Sebut saja Heru. Begitu cara dia memperkenalkan dirinya di sebuah meetup komunitas pecinta lensa yang kuhadiri di Wonosari, Gunung Kidul, Yogyakarta. Sebuah kedai Es Krim dan Waffle yang disepakati sebagai titik berkumpul kami.
Cuma pertemuan biasa yang jujur sama sekali tak meninggalkan feel apapun saat itu. Namun pekerjaan dan hobi yang sama membuat kami beberapa kali bertemu setelahnya. Usia kami terpaut cukup jauh, tapi siapa peduli pada hal semacam itu di jaman sekarang ini? Dan ketika akhirnya kami kembali bertemu di Twin Brother, Kedai Es Krim tempat pertama kali kami bertemu, Heru menyatakan perasaannya. Lewat waffle dan Es Krim yang dihias sedemikian rupa hingga tak ada wanita yang terlalu bodoh untuk tidak mengerti maksud semua itu.
“Kamu serius, Heru?”
“Belum pernah seserius ini, Ul. Jauh-jauh booking tempat, nyiapin ini semua dan cuma buat kamu. Karena kamu, Ulin.
“Kamu boleh bilang tidak. Dan terus terang aku gak bakalan cukup siap buat mendengar kamu menjawabnya. Tapi aku tetap melakukan ini semua, Ul. Karena aku sayang kamu, karena aku gak tahu perasaan kamu dan inilah momen yang seharusnya gak boleh aku lewatkan untuk mengatakannya. Untuk tahu gimana perasaan kamu.”
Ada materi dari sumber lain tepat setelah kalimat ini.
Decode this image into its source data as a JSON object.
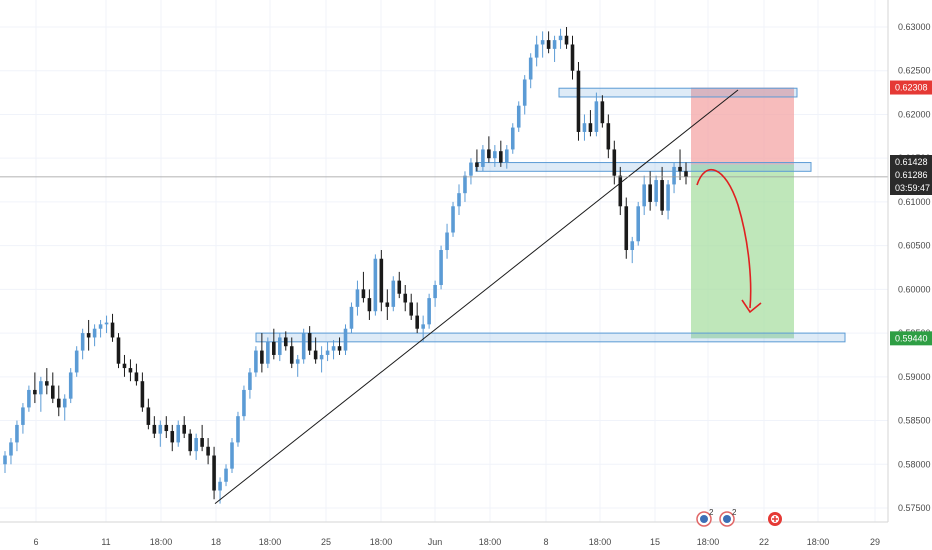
{
  "chart_data": {
    "type": "candlestick",
    "instrument_colors": {
      "up": "#5b9bd5",
      "down": "#1a1a1a",
      "support_zone": "#5b9bd5",
      "stop_zone": "#f4a6a6",
      "target_zone": "#a9dfa3",
      "arrow": "#e02020"
    },
    "y_ticks": [
      "0.63000",
      "0.62500",
      "0.62000",
      "0.61500",
      "0.61000",
      "0.60500",
      "0.60000",
      "0.59500",
      "0.59000",
      "0.58500",
      "0.58000",
      "0.57500"
    ],
    "ylim": [
      0.572,
      0.632
    ],
    "x_ticks": [
      "6",
      "11",
      "18:00",
      "18",
      "18:00",
      "25",
      "18:00",
      "Jun",
      "18:00",
      "8",
      "18:00",
      "15",
      "18:00",
      "22",
      "18:00",
      "29"
    ],
    "price_badges": {
      "stop": {
        "label": "0.62308",
        "value": 0.62308,
        "color": "#e53935"
      },
      "entry": {
        "label": "0.61428",
        "value": 0.61428,
        "color": "#2b2b2b"
      },
      "current": {
        "label": "0.61286",
        "value": 0.61286,
        "color": "#2b2b2b"
      },
      "countdown": {
        "label": "03:59:47",
        "color": "#2b2b2b"
      },
      "target": {
        "label": "0.59440",
        "value": 0.5944,
        "color": "#2e9e44"
      }
    },
    "zones": [
      {
        "name": "resistance",
        "low": 0.622,
        "high": 0.623
      },
      {
        "name": "mid",
        "low": 0.6135,
        "high": 0.6145
      },
      {
        "name": "support",
        "low": 0.594,
        "high": 0.595
      }
    ],
    "position": {
      "entry": 0.61428,
      "stop": 0.62308,
      "target": 0.5944
    },
    "trendline": {
      "from_price": 0.5755,
      "to_price": 0.6228
    },
    "candles": [
      [
        0.58,
        0.5815,
        0.579,
        0.581
      ],
      [
        0.581,
        0.583,
        0.58,
        0.5825
      ],
      [
        0.5825,
        0.585,
        0.5815,
        0.5845
      ],
      [
        0.5845,
        0.587,
        0.5835,
        0.5865
      ],
      [
        0.5865,
        0.589,
        0.586,
        0.5885
      ],
      [
        0.5885,
        0.5905,
        0.587,
        0.588
      ],
      [
        0.588,
        0.59,
        0.586,
        0.5895
      ],
      [
        0.5895,
        0.591,
        0.588,
        0.589
      ],
      [
        0.589,
        0.5905,
        0.587,
        0.5875
      ],
      [
        0.5875,
        0.589,
        0.5855,
        0.5865
      ],
      [
        0.5865,
        0.588,
        0.585,
        0.5875
      ],
      [
        0.5875,
        0.591,
        0.587,
        0.5905
      ],
      [
        0.5905,
        0.5935,
        0.59,
        0.593
      ],
      [
        0.593,
        0.5955,
        0.592,
        0.595
      ],
      [
        0.595,
        0.5965,
        0.593,
        0.5945
      ],
      [
        0.5945,
        0.596,
        0.5935,
        0.5955
      ],
      [
        0.5955,
        0.5965,
        0.5945,
        0.596
      ],
      [
        0.596,
        0.597,
        0.595,
        0.5962
      ],
      [
        0.5962,
        0.5972,
        0.594,
        0.5945
      ],
      [
        0.5945,
        0.595,
        0.591,
        0.5915
      ],
      [
        0.5915,
        0.5925,
        0.59,
        0.591
      ],
      [
        0.591,
        0.592,
        0.5895,
        0.5905
      ],
      [
        0.5905,
        0.5915,
        0.589,
        0.5895
      ],
      [
        0.5895,
        0.5905,
        0.586,
        0.5865
      ],
      [
        0.5865,
        0.5875,
        0.584,
        0.5845
      ],
      [
        0.5845,
        0.5855,
        0.583,
        0.5835
      ],
      [
        0.5835,
        0.585,
        0.582,
        0.5845
      ],
      [
        0.5845,
        0.5855,
        0.583,
        0.5838
      ],
      [
        0.5838,
        0.5845,
        0.5815,
        0.5825
      ],
      [
        0.5825,
        0.585,
        0.582,
        0.5845
      ],
      [
        0.5845,
        0.5855,
        0.583,
        0.5835
      ],
      [
        0.5835,
        0.584,
        0.581,
        0.5815
      ],
      [
        0.5815,
        0.5835,
        0.5805,
        0.583
      ],
      [
        0.583,
        0.5845,
        0.5815,
        0.582
      ],
      [
        0.582,
        0.583,
        0.58,
        0.581
      ],
      [
        0.581,
        0.582,
        0.576,
        0.577
      ],
      [
        0.577,
        0.5785,
        0.5755,
        0.578
      ],
      [
        0.578,
        0.58,
        0.5775,
        0.5795
      ],
      [
        0.5795,
        0.583,
        0.579,
        0.5825
      ],
      [
        0.5825,
        0.586,
        0.582,
        0.5855
      ],
      [
        0.5855,
        0.589,
        0.585,
        0.5885
      ],
      [
        0.5885,
        0.591,
        0.5875,
        0.5905
      ],
      [
        0.5905,
        0.5935,
        0.59,
        0.593
      ],
      [
        0.593,
        0.595,
        0.5905,
        0.5915
      ],
      [
        0.5915,
        0.5945,
        0.591,
        0.594
      ],
      [
        0.594,
        0.5955,
        0.592,
        0.5925
      ],
      [
        0.5925,
        0.595,
        0.5918,
        0.5945
      ],
      [
        0.5945,
        0.5952,
        0.593,
        0.5935
      ],
      [
        0.5935,
        0.5945,
        0.591,
        0.5915
      ],
      [
        0.5915,
        0.5925,
        0.59,
        0.592
      ],
      [
        0.592,
        0.5955,
        0.5915,
        0.595
      ],
      [
        0.595,
        0.5958,
        0.5925,
        0.593
      ],
      [
        0.593,
        0.5945,
        0.5915,
        0.592
      ],
      [
        0.592,
        0.5935,
        0.5905,
        0.5925
      ],
      [
        0.5925,
        0.594,
        0.5918,
        0.593
      ],
      [
        0.593,
        0.5942,
        0.592,
        0.5935
      ],
      [
        0.5935,
        0.5945,
        0.5925,
        0.593
      ],
      [
        0.593,
        0.596,
        0.5925,
        0.5955
      ],
      [
        0.5955,
        0.5985,
        0.595,
        0.598
      ],
      [
        0.598,
        0.601,
        0.597,
        0.6
      ],
      [
        0.6,
        0.602,
        0.5985,
        0.599
      ],
      [
        0.599,
        0.6,
        0.5965,
        0.5975
      ],
      [
        0.5975,
        0.604,
        0.597,
        0.6035
      ],
      [
        0.6035,
        0.6045,
        0.5975,
        0.5985
      ],
      [
        0.5985,
        0.6,
        0.5965,
        0.598
      ],
      [
        0.598,
        0.6015,
        0.5975,
        0.601
      ],
      [
        0.601,
        0.602,
        0.599,
        0.5995
      ],
      [
        0.5995,
        0.6005,
        0.5975,
        0.5985
      ],
      [
        0.5985,
        0.5995,
        0.5965,
        0.597
      ],
      [
        0.597,
        0.5985,
        0.595,
        0.5955
      ],
      [
        0.5955,
        0.597,
        0.594,
        0.596
      ],
      [
        0.596,
        0.5995,
        0.5955,
        0.599
      ],
      [
        0.599,
        0.601,
        0.598,
        0.6005
      ],
      [
        0.6005,
        0.605,
        0.6,
        0.6045
      ],
      [
        0.6045,
        0.6075,
        0.6035,
        0.6065
      ],
      [
        0.6065,
        0.61,
        0.606,
        0.6095
      ],
      [
        0.6095,
        0.612,
        0.6085,
        0.611
      ],
      [
        0.611,
        0.6135,
        0.61,
        0.613
      ],
      [
        0.613,
        0.615,
        0.612,
        0.6145
      ],
      [
        0.6145,
        0.616,
        0.6135,
        0.614
      ],
      [
        0.614,
        0.6165,
        0.6135,
        0.616
      ],
      [
        0.616,
        0.6175,
        0.6145,
        0.615
      ],
      [
        0.615,
        0.6165,
        0.614,
        0.6158
      ],
      [
        0.6158,
        0.617,
        0.614,
        0.6145
      ],
      [
        0.6145,
        0.6165,
        0.6138,
        0.616
      ],
      [
        0.616,
        0.619,
        0.6155,
        0.6185
      ],
      [
        0.6185,
        0.6215,
        0.618,
        0.621
      ],
      [
        0.621,
        0.6245,
        0.62,
        0.624
      ],
      [
        0.624,
        0.627,
        0.623,
        0.6265
      ],
      [
        0.6265,
        0.629,
        0.6255,
        0.628
      ],
      [
        0.628,
        0.6295,
        0.6265,
        0.6285
      ],
      [
        0.6285,
        0.6295,
        0.627,
        0.6275
      ],
      [
        0.6275,
        0.629,
        0.626,
        0.6285
      ],
      [
        0.6285,
        0.6298,
        0.6275,
        0.629
      ],
      [
        0.629,
        0.63,
        0.6275,
        0.628
      ],
      [
        0.628,
        0.629,
        0.624,
        0.625
      ],
      [
        0.625,
        0.626,
        0.617,
        0.618
      ],
      [
        0.618,
        0.62,
        0.617,
        0.619
      ],
      [
        0.619,
        0.6205,
        0.6175,
        0.618
      ],
      [
        0.618,
        0.6225,
        0.6175,
        0.6215
      ],
      [
        0.6215,
        0.6222,
        0.6185,
        0.619
      ],
      [
        0.619,
        0.62,
        0.615,
        0.616
      ],
      [
        0.616,
        0.617,
        0.612,
        0.613
      ],
      [
        0.613,
        0.614,
        0.6085,
        0.6095
      ],
      [
        0.6095,
        0.6105,
        0.6035,
        0.6045
      ],
      [
        0.6045,
        0.606,
        0.603,
        0.6055
      ],
      [
        0.6055,
        0.61,
        0.605,
        0.6095
      ],
      [
        0.6095,
        0.613,
        0.6085,
        0.612
      ],
      [
        0.612,
        0.6135,
        0.609,
        0.61
      ],
      [
        0.61,
        0.613,
        0.6095,
        0.6125
      ],
      [
        0.6125,
        0.614,
        0.6085,
        0.609
      ],
      [
        0.609,
        0.6125,
        0.608,
        0.612
      ],
      [
        0.612,
        0.6145,
        0.611,
        0.614
      ],
      [
        0.614,
        0.616,
        0.6125,
        0.6135
      ],
      [
        0.6135,
        0.6145,
        0.612,
        0.61286
      ]
    ],
    "event_icons": [
      "2",
      "2"
    ]
  }
}
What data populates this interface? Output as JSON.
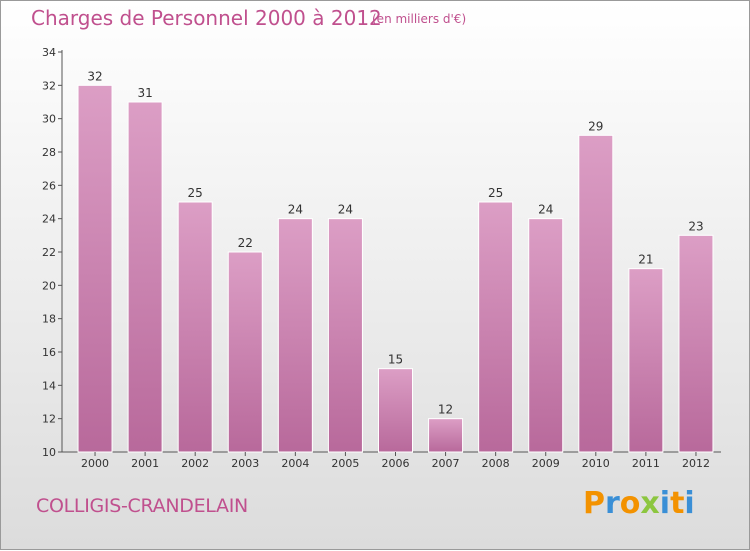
{
  "title": "Charges de Personnel 2000 à 2012",
  "unit_note": "(en milliers d'€)",
  "commune": "COLLIGIS-CRANDELAIN",
  "logo": {
    "letters": [
      "P",
      "r",
      "o",
      "x",
      "i",
      "t",
      "i"
    ],
    "colors": [
      "#f39200",
      "#3a8fd6",
      "#f39200",
      "#8cc63f",
      "#3a8fd6",
      "#f39200",
      "#3a8fd6"
    ]
  },
  "colors": {
    "bar": "#dc9ec5",
    "bar_dark": "#b8699b",
    "title": "#c0508e"
  },
  "chart_data": {
    "type": "bar",
    "categories": [
      "2000",
      "2001",
      "2002",
      "2003",
      "2004",
      "2005",
      "2006",
      "2007",
      "2008",
      "2009",
      "2010",
      "2011",
      "2012"
    ],
    "values": [
      32,
      31,
      25,
      22,
      24,
      24,
      15,
      12,
      25,
      24,
      29,
      21,
      23
    ],
    "ylim": [
      10,
      34
    ],
    "yticks": [
      10,
      12,
      14,
      16,
      18,
      20,
      22,
      24,
      26,
      28,
      30,
      32,
      34
    ],
    "grid": false,
    "xlabel": "",
    "ylabel": ""
  }
}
Dia orang biasa, dengan kehidupan yang bagiku cukup istimewa sebenarnya. Karena sebagai penggelut hobi dan pekerjaan yang sama, Heru jauh lebih mengerti aku bahkan dari kedua orang tuaku sendiri, dari keluargaku sendiri. Sudah cukup lama Heru masuk dalam kehidupanku. Lebih dalam bahkan dari yang mungkin dia pikirkan.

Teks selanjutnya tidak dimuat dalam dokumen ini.